Ten days into our altered lifestyle in the northwest. Besides the physical part of getting settled, accepting that we really did not reduce our possessions enough, there's much to experience--in addition to our family. Last week we went to orientation for SSI, Senior Studies Initiative, sponsored by the local community college. We'd enjoyed a couple of their "Current Events" meetings last winter on our "deciding" visit. There are six sites around town, only one close by.
It took place in Lake Oswego, very leafy with big houses; I wondered how people get there without a car. Intrigued that one of the groups has a presentation scheduled on Emma Goldman. Looking forward to that. Today, after a trip to an ENT doctor (nose-bleeding is my dramatic response to the move), I mentioned to Ron that our time so far has felt very suburban. Must get out of the car soon, take mass transit buses and light rail which are very available from our place.
Saturday we stopped by the Belmont Street Fair, an annual explosion of hippie-dom plus eviro and neighborhood consciousness. Not the only one, of course; the city is filled this time of year with celebration, fruit festivals. Young people come to several parts of Portland for the lifestyle of music and tatoos, live alongside young families who sort of like that atmosphere. This is the world we know from visiting our daughter in a nearby neighborhood.
Yesterday I went to the Terwilliger Users Group (TUG to insiders) and was amazed by how many people were there. Must have been forty, men and women. A woman gave a talk about Facebook which I was pleased to hear. Each of our children, different as the
y are from one another, is now on it. When I had dinner in New York before we left with Lisa Daehlin, the soprano/knitter, she told me I ought to consider it for the Condom Amulet project. It's thanks to her that there's a group for it on Ravelry but Facebook does have some perks not available there.
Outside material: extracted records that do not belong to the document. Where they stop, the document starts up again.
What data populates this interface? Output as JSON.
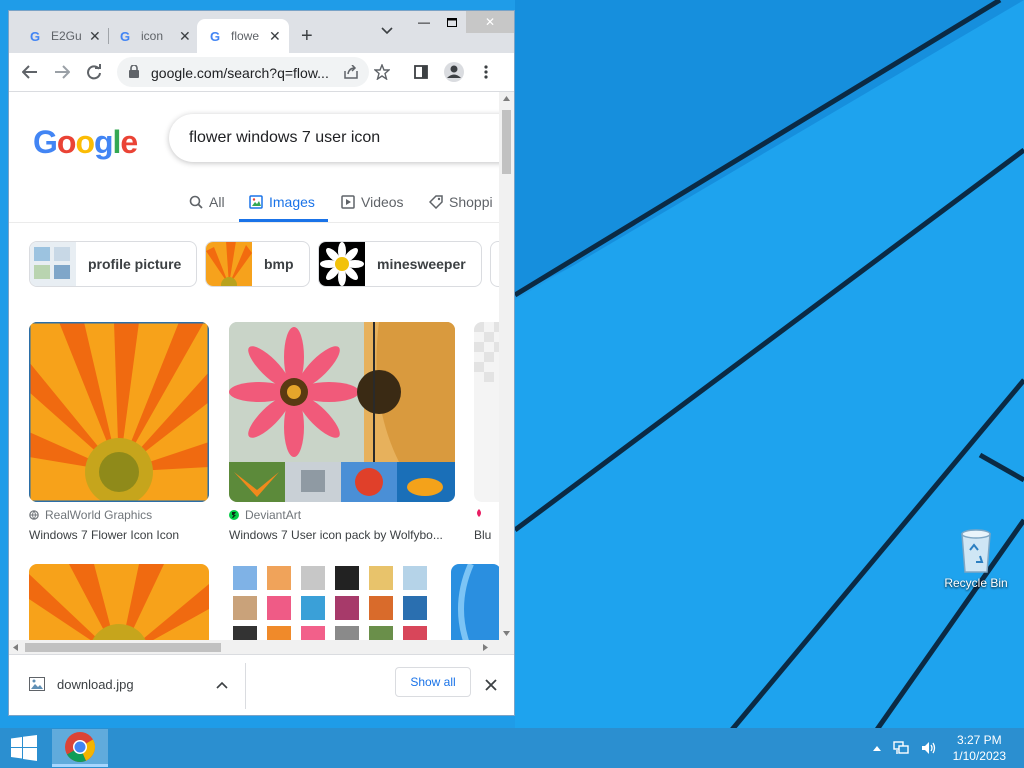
{
  "desktop": {
    "recycle_bin_label": "Recycle Bin"
  },
  "taskbar": {
    "time": "3:27 PM",
    "date": "1/10/2023"
  },
  "browser": {
    "tabs": [
      {
        "title": "E2Gu",
        "active": false
      },
      {
        "title": "icon",
        "active": false
      },
      {
        "title": "flowe",
        "active": true
      }
    ],
    "address": "google.com/search?q=flow..."
  },
  "google": {
    "logo": "Google",
    "query": "flower windows 7 user icon",
    "tabs": [
      {
        "label": "All",
        "active": false
      },
      {
        "label": "Images",
        "active": true
      },
      {
        "label": "Videos",
        "active": false
      },
      {
        "label": "Shoppi",
        "active": false
      }
    ],
    "chips": [
      {
        "label": "profile picture"
      },
      {
        "label": "bmp"
      },
      {
        "label": "minesweeper"
      }
    ],
    "results": [
      {
        "source": "RealWorld Graphics",
        "title": "Windows 7 Flower Icon Icon"
      },
      {
        "source": "DeviantArt",
        "title": "Windows 7 User icon pack by Wolfybo..."
      },
      {
        "source": "",
        "title": "Blu"
      }
    ]
  },
  "downloads": {
    "file": "download.jpg",
    "show_all": "Show all"
  },
  "colors": {
    "desktop": "#1e9be6",
    "accent": "#1a73e8"
  }
}
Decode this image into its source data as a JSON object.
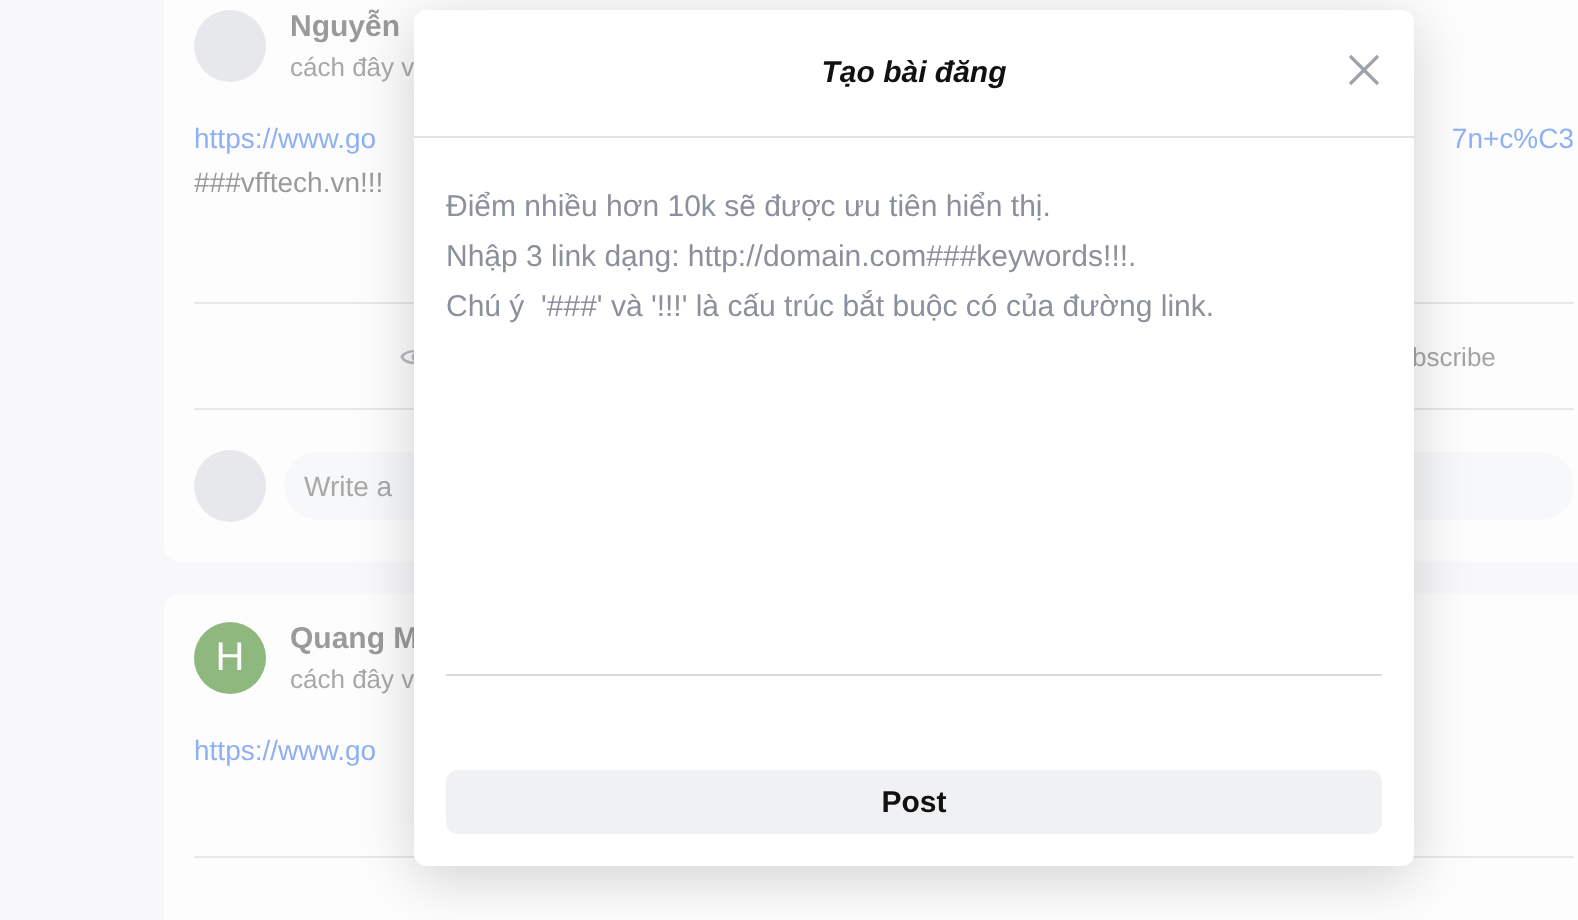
{
  "feed": [
    {
      "kind": "photo",
      "name": "Nguyễn",
      "time": "cách đây v",
      "link_start": "https://www.go",
      "link_end": "7n+c%C3",
      "keywords": "###vfftech.vn!!!",
      "action": "bscribe",
      "comment_placeholder": "Write a"
    },
    {
      "kind": "letter",
      "letter": "H",
      "color": "#8fb87e",
      "name": "Quang M",
      "time": "cách đây v",
      "link_start": "https://www.go"
    }
  ],
  "modal": {
    "title": "Tạo bài đăng",
    "placeholder": "Điểm nhiều hơn 10k sẽ được ưu tiên hiển thị.\nNhập 3 link dạng: http://domain.com###keywords!!!.\nChú ý  '###' và '!!!' là cấu trúc bắt buộc có của đường link.",
    "button": "Post"
  }
}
The staff tech person (how cool is that?) for Terwilliger Plaza had mentioned there were a couple of other folks with blogs living here, so I asked if the internal website might list them. It's going to happen. This is very different from New York City where I never met another blogger near my advanced age.
Tonight another Plaza activity, "Victory for Woman Suffrage in Oregon," a talk with great slides by Dr. Kimberly Jensen of Western Oregon University. I have been too east-coast-centric about women's studies; was surprised by many western states voted to give women the vote ahead of the opposite coast. Portland was a leader in moving the Oregon legistlature to do in 1912--on the sixth try and pioneered less ladylike approaches with mass advertising and public displays. In her recent book, Minerva, Mobilizing Women in the First World War, Jensen has written about Dr. Esther Lovejoy, a Portland physician and local leader in women's rights, who was an Army doctor.
For the coming 2012 centennial of woman suffrage in Oregon, here's a link to an active committee gathering ideas and material--particularly interested in finding photos and letters from the period.
Zoe, our granddaughter, on a brief visit to our apartment, announced in her four-year-old way (birthday party last Saturday), "What a mess!" One day we hope to present a better model to our descendants. If we can only figure out where to hang all the pictures, stow the books.